V. Manuel Perez, Riverside County Supervisor, Fourth District
“Thank you to our Executive Office, RUHS, and everyone involved, to get us this far,” said Supervisor V. Manuel Perez. “I want to thank the City of Blythe, they also put in $330,000 which was very helpful and, with our $1 million, it gives us the time to try to figure this out. Specifically, I want to say thank you to the City Councilmembers, Joseph Halby and Johnny Rodriguez for playing a big role, Desert Healthcare District, Tenet, DHCS, State Senator Padilla’s office and Congressman Ruiz. Last but not least, county staff as well as my office staff, played a role in this effort. Thank you to all who engaged.”

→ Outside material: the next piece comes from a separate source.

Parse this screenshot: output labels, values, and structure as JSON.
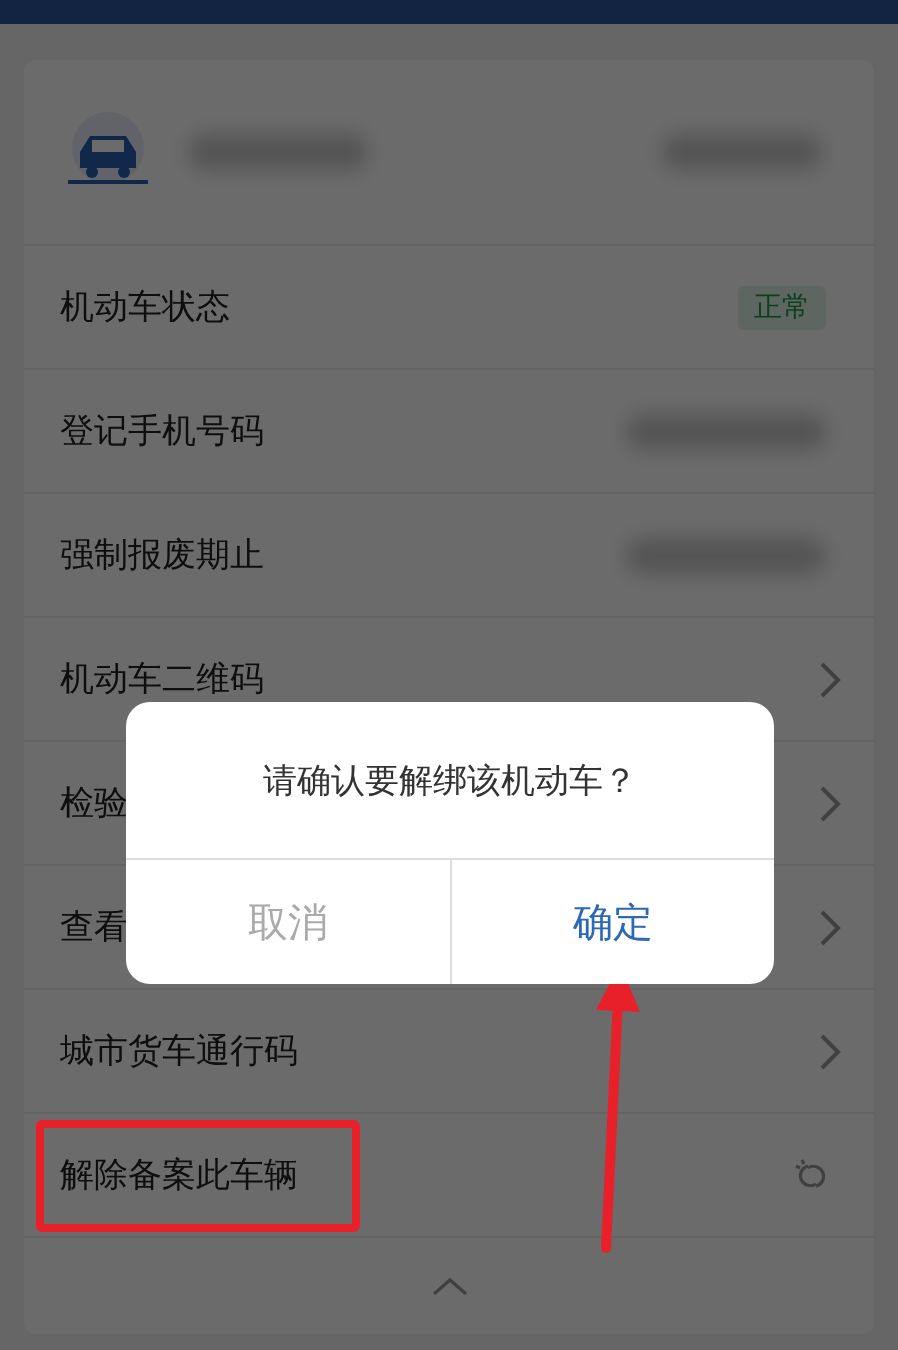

Across Riverside County, the situation underscores a growing reality. Rural hospitals play an outsized role in public safety, yet they often operate on the thinnest margins. Palo Verde Hospital’s struggle reflects statewide trends that have already forced dozens of rural facilities to scale back services or close entirely.
For now, county leaders say the priority is clear: maintain access to emergency care while buying time to determine what comes next. As Riverside County officials, healthcare leaders, and the Palo Verde Healthcare District continue negotiations, the outcome in Blythe may offer important lessons for how California addresses the fragile future of rural health care.